This dataset is a multilingual parallel corpus of 715 climate-related public messages in English, Hausa, Yoruba, and Igbo. It was created to support inclusive climate communication and low-resource NLP research for African languages. The English messages were generated using AI-assisted, template-based prompts reflecting real-world scenarios such as flooding, heatwaves, and air pollution. Native speakers then translated each message into Hausa, Yoruba, and Igbo, ensuring cultural and linguistic accuracy. These translations were also reviewed by external language professionals for quality assurance.
This dataset was developed as a project by the Computational Linguistics and Language fellows of the 2025 Lune Two AI.Humanities.Social Sciences Research Fellowship for graduate students in Nigeria, organised by Research Round.
Languages: English, Hausa, Yoruba, Igbo
Total Entries: 715
Format: CSV
Domains Covered: Floods, Heatwaves, Waste Disposal, Air Pollution, General Climate Awareness
Intended Use: NLP research (translation, clustering, multilingual embeddings), climate communication, dataset augmentation
Data Collection: No scraping or personal data involved. All messages are fictional or generalised public communication types.
Ethical Notes: The dataset does not contain personally identifiable information.

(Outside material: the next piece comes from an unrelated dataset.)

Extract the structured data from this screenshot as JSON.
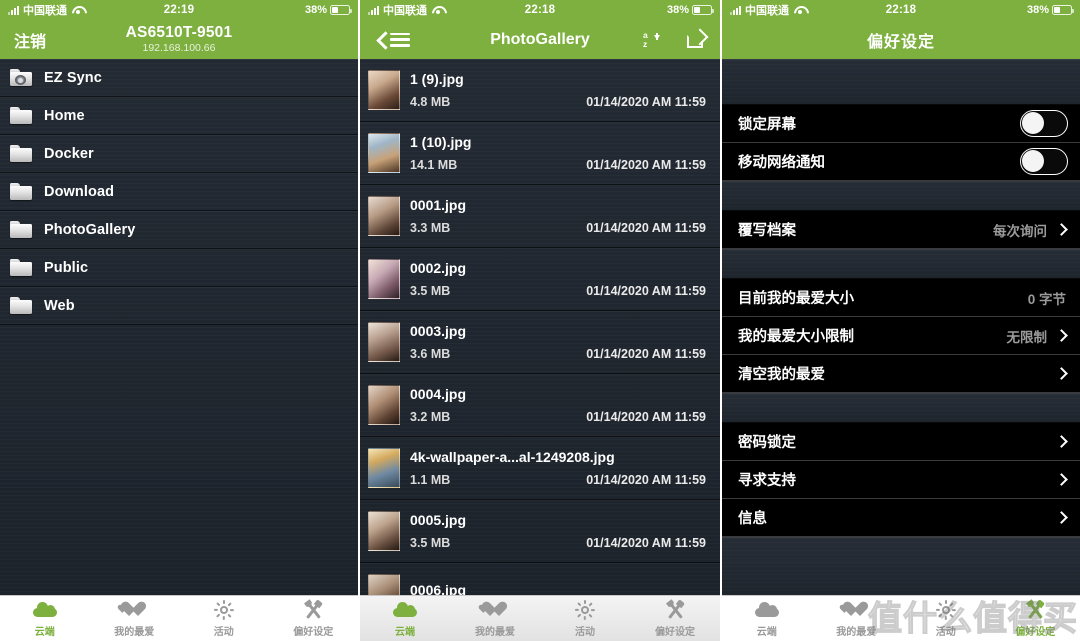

No data was scraped or collected from private sources. Translations were done with a high consideration for linguistic and cultural sensitivity.
License: CC BY 4.0 (Creative Commons Attribution 4.0 International)
Country of Origin: Nigeria
Authors: Olubusolami Sogunle, Habib Sani Yahaya, Chukwuma Oluebube Peace
Affiliation: Research Round
The dataset was built to demonstrate how critical climate information can be made more accessible to non-English speakers in Nigeria. It also supports language technology development in low-resource African languages, offering a valuable resource for both practical and academic purposes. Through this dataset, we hope to set a precedent for the creation of similar datasets in other low-resourced Nigerian and African languages, promoting broader linguistic inclusivity in climate adaptation.